Uma novela catalã, entre as declarações de amor de Laporta e o calculismo de Cerezo
Há menos de um ano, nos últimos instantes do mercado de transferências de verão, o empréstimo de João Félix ao Barcelona tornou-se a história do mês. Em pacote com João Cancelo, que vinha do Manchester City, o avançado português tinha mais uma oportunidade para relançar a ainda curta carreira e mostrar que tudo o que já se passou no Atl. Madrid é apenas uma questão de adaptação.
“Acho que todos sabem o quão contente estou por estar aqui. Eu, a minha família, os meus amigos. Foi sempre algo para que trabalhei. Como já disse antes, era um sonho de criança. Desde miúdo que via o Barcelona. Venho para ajudar, sou mais um. É um sentimento único e é algo que procurava há muito tempo. Sempre tive a vontade de trabalhar para chegar ao nível mais alto e é daí que vem a paixão por este clube”, disse João Félix na apresentação, ao lado de Joan Laporta e com um sorriso de orelha a orelha.

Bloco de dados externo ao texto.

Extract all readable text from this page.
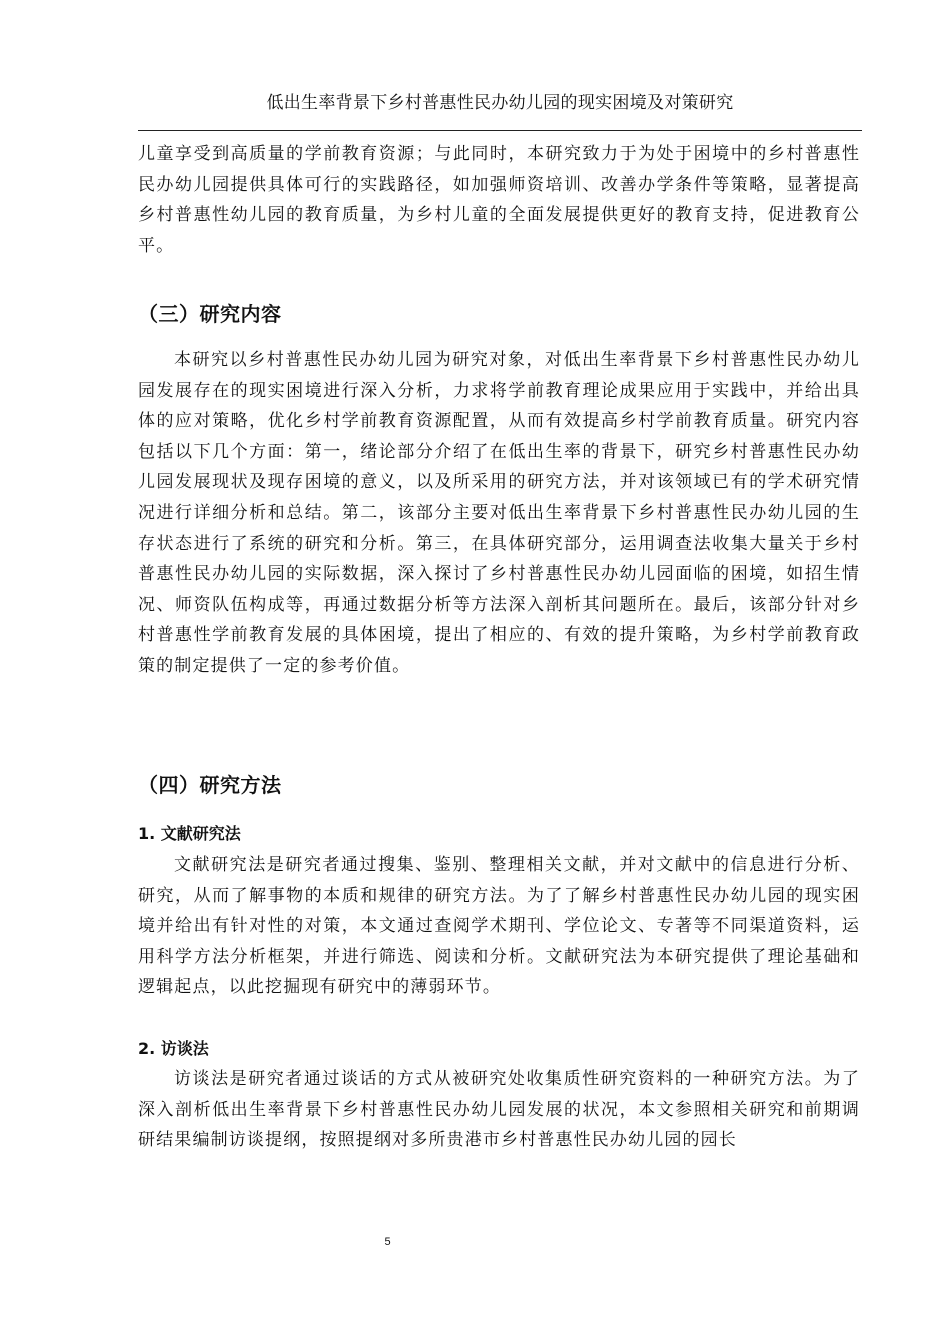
低出生率背景下乡村普惠性民办幼儿园的现实困境及对策研究

儿童享受到高质量的学前教育资源；与此同时，本研究致力于为处于困境中的乡村普惠性民办幼儿园提供具体可行的实践路径，如加强师资培训、改善办学条件等策略，显著提高乡村普惠性幼儿园的教育质量，为乡村儿童的全面发展提供更好的教育支持，促进教育公平。

（三）研究内容

本研究以乡村普惠性民办幼儿园为研究对象，对低出生率背景下乡村普惠性民办幼儿园发展存在的现实困境进行深入分析，力求将学前教育理论成果应用于实践中，并给出具体的应对策略，优化乡村学前教育资源配置，从而有效提高乡村学前教育质量。研究内容包括以下几个方面：第一，绪论部分介绍了在低出生率的背景下，研究乡村普惠性民办幼儿园发展现状及现存困境的意义，以及所采用的研究方法，并对该领域已有的学术研究情况进行详细分析和总结。第二，该部分主要对低出生率背景下乡村普惠性民办幼儿园的生存状态进行了系统的研究和分析。第三，在具体研究部分，运用调查法收集大量关于乡村普惠性民办幼儿园的实际数据，深入探讨了乡村普惠性民办幼儿园面临的困境，如招生情况、师资队伍构成等，再通过数据分析等方法深入剖析其问题所在。最后，该部分针对乡村普惠性学前教育发展的具体困境，提出了相应的、有效的提升策略，为乡村学前教育政策的制定提供了一定的参考价值。

（四）研究方法
1. 文献研究法

文献研究法是研究者通过搜集、鉴别、整理相关文献，并对文献中的信息进行分析、研究，从而了解事物的本质和规律的研究方法。为了了解乡村普惠性民办幼儿园的现实困境并给出有针对性的对策，本文通过查阅学术期刊、学位论文、专著等不同渠道资料，运用科学方法分析框架，并进行筛选、阅读和分析。文献研究法为本研究提供了理论基础和逻辑起点，以此挖掘现有研究中的薄弱环节。

2. 访谈法

访谈法是研究者通过谈话的方式从被研究处收集质性研究资料的一种研究方法。为了深入剖析低出生率背景下乡村普惠性民办幼儿园发展的状况，本文参照相关研究和前期调研结果编制访谈提纲，按照提纲对多所贵港市乡村普惠性民办幼儿园的园长

5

E tudo começou por correr bem. Logo na estreia a titular, a meio de setembro, fez o primeiro golo pelos catalães, assistiu Lewandowski para outro e teve dezenas de pormenores brilhantes que colaboraram para a goleada imposta ao Betis. Quando a equipa começou a cair, porém, João Félix também começou a cair: terminou a temporada sem ser titular, com 10 golos e seis assistências em 44 jogos e sem qualquer troféu, já que o Barcelona ficou no segundo lugar da La Liga, perdeu a final da Supertaça e não passou dos quartos de final da Taça do Rei e da Liga dos Campeões.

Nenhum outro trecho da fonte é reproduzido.